On the Constant of Homothety for Covering a Convex Set with Its Smaller Copies

TL;DR

This paper proves that for every dimension, a fixed homothety ratio exists such that any convex body can be covered by a finite number of its smaller translates, confirming a long-standing conjecture in discrete geometry.

Contribution

It establishes the existence of a universal homothety ratio depending only on dimension that covers convex bodies with a finite number of smaller copies, affirming a key conjecture.

Findings

Confirmed the existence of a dimension-dependent homothety ratio.

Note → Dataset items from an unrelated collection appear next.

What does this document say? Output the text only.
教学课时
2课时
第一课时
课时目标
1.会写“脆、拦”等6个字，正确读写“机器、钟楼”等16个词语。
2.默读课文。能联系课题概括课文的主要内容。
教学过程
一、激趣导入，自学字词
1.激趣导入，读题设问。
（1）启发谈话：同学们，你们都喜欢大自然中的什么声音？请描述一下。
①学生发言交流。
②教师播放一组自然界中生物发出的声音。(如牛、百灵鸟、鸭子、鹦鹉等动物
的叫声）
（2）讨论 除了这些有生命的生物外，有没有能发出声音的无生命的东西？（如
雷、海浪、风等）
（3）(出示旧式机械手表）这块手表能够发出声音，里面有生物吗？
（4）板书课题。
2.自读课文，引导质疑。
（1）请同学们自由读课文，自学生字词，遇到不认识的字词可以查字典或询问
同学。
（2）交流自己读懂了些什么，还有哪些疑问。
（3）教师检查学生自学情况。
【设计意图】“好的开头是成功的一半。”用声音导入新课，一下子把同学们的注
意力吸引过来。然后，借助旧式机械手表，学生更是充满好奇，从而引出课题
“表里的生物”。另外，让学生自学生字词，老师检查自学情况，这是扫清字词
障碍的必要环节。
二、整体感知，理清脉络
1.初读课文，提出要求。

Showed the equivalence of the Gohberg–Markus–Boltyanski–Hadwiger Conjecture to a stronger version.

Provided a positive answer to a longstanding open problem in discrete geometry.

Abstract

Let $H_d$ denote the smallest integer $n$ such that for every convex body $K$ in $\Re^d$ there is a $0<\lambda < 1$ such that $K$ is covered by $n$ translates of $\lambda K$. In the book \emph{Research problems in discrete geometry.} by Brass, Moser and Pach, the following problem was posed: Is there a $0<\lambda_d<1$ depending on $d$ only with the property that every convex body $K$ in $\Re^d$ is covered by $H_d$ translates of $\lambda_d K$? We prove the affirmative answer to the question and hence show that the Gohberg--Markus--Boltyanski--Hadwiger Conjecture (according to which $H_d\leq 2^d$) holds if, and only if, a formally stronger version of it holds.